Zmarł były doradca Białego Domu do spraw bezpieczeństwa narodowego Robert C. McFarlane. Brał udział w nielegalnej wymianie broni za zakładników, znanej jako afera Iran-Contras. Miał 84 lata.
Robert McFarlane po raz pierwszy pracował w Białym Domu za czasów prezydentury Richarda Nixona jako doradca wojskowy szefa dyplomacji Henry'ego Kissingera. Taką samą funkcję pełnił również w gabinecie Geralda Forda. Cichy i o pokerowej twarzy McFarlane piął się po szczeblach kariery w Białym Domu, aż w 1983 roku prezydent Ronald Reagan mianował go doradcą ds. bezpieczeństwa narodowego. Głównie dlatego, że był najmniej kontrowersyjnym wyborem.
Odegrał ważną rolę w aferze Iran-Contras
McFarlane, były podpułkownik piechoty morskiej i weteran walk w Wietnamie, zrezygnował ze stanowiska w Białym Domu w grudniu 1985 roku. Później został wcielony do służby przez administrację w ramach tajnego - i nielegalnego - planu sprzedaży broni Iranowi w nadziei, że dzięki temu uda się uwolnić siedmiu amerykańskich zakładników przetrzymywanych przez powiązany z Iranem Hezbollah w Libanie.

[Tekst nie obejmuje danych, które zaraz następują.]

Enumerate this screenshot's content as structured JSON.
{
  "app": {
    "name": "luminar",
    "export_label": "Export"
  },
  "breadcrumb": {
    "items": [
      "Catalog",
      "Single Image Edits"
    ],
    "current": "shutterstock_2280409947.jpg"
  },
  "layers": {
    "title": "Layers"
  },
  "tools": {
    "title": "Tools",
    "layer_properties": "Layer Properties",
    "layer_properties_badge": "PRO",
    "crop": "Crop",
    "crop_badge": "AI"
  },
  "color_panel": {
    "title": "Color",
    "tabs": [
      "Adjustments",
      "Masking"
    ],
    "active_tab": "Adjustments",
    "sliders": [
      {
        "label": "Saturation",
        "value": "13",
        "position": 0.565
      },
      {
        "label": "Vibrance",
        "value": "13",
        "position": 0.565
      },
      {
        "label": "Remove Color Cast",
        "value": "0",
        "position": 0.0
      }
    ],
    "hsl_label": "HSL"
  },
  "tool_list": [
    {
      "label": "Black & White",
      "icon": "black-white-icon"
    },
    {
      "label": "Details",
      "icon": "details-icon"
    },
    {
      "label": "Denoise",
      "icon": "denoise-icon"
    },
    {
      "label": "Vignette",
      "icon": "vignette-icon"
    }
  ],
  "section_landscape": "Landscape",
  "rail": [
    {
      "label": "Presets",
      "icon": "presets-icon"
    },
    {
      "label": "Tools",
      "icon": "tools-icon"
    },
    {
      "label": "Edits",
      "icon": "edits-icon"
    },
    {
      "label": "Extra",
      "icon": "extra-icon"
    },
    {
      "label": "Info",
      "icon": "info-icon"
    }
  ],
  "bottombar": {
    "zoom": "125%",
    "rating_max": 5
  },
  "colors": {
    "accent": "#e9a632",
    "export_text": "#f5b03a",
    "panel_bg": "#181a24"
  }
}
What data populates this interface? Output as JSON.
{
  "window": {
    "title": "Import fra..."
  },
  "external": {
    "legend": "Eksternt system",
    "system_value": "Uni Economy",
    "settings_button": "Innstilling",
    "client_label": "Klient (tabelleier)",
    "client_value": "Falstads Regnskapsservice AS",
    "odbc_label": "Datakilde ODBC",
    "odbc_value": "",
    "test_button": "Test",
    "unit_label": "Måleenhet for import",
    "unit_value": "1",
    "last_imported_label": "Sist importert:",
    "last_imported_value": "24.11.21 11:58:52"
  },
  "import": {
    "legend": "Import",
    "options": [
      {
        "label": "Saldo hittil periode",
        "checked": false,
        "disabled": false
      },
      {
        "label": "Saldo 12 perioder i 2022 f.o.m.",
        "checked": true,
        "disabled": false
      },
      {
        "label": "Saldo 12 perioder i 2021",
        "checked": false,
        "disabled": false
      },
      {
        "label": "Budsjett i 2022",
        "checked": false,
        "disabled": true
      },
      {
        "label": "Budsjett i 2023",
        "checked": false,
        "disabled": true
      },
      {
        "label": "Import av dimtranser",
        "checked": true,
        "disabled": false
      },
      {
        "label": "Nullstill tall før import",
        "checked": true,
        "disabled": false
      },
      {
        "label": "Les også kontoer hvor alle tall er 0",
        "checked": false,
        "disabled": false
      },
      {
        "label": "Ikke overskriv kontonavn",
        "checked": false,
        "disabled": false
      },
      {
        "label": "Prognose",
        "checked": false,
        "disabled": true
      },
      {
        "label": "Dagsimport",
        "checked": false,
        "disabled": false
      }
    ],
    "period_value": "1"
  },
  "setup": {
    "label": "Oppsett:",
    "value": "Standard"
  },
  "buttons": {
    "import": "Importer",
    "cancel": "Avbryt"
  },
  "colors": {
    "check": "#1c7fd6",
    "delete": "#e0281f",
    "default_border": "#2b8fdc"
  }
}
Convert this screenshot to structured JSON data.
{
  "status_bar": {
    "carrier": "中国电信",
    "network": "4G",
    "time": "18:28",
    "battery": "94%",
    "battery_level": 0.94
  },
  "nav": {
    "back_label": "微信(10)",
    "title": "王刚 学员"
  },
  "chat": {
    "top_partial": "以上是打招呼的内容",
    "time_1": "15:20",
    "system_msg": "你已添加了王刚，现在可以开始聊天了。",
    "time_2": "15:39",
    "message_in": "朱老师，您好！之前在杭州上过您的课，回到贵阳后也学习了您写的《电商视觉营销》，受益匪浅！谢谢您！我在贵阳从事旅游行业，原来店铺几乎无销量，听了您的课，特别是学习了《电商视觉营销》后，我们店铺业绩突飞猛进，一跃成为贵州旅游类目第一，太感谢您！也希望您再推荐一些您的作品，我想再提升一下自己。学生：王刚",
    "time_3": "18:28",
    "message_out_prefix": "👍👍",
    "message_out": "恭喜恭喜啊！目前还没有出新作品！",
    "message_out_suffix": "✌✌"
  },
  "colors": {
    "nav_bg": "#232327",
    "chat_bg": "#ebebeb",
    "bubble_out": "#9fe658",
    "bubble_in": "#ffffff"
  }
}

Dochody z tego tytułu przekazywano rebeliantom Contras w Nikaragui na ich walkę z marksistowskim rządem sandinistów.
Dyplomata odegrał w tej aferze ważną rolę, przewodząc tajnej delegacji do Teheranu w celu nawiązania kontaktu z tak zwanymi umiarkowanymi Irańczykami, o których sądzono, że mają wpływy u porywaczy amerykańskich zakładników. Przywiózł ze sobą tort i Biblię podpisaną przez Reagana.
Plan wyszedł na jaw po tym, jak w październiku 1986 roku samolot z zorganizowanym przez CIA transportem broni został zestrzelony przez sandinistów w Nikaragui.
Ułaskawiony przez George'a H.W. Busha
Podczas przesłuchań przed Kongresem McFarlane powiedział, że nie wiedział, iż zyski ze sprzedaży broni były przeznaczane na finansowanie rebeliantów Contras w Nikaragui, dopóki nie powiedział mu o tym jego kolega z piechoty morskiej.
W marcu 1988 roku McFarlane przyznał się do winy czterech zarzutów zatajenia informacji przed Kongresem. - Jestem przekonany, że moje działania były motywowane tym, co uważałem za zgodne z interesem polityki zagranicznej Stanów Zjednoczonych - mówił wówczas dziennikarzom.
Został ułaskawiony przez prezydenta George'a H.W. Busha, podobnie jak pięć innych osób związanych ze skandalem.
W ostatecznym rozrachunku skandal uwypuklił zdolność urzędników Białego Domu do samodzielnego prowadzenia polityki zagranicznej i omijania konstytucyjnego systemu równowagi, który miał zapobiegać wymknięciu się takiej polityki spod kontroli.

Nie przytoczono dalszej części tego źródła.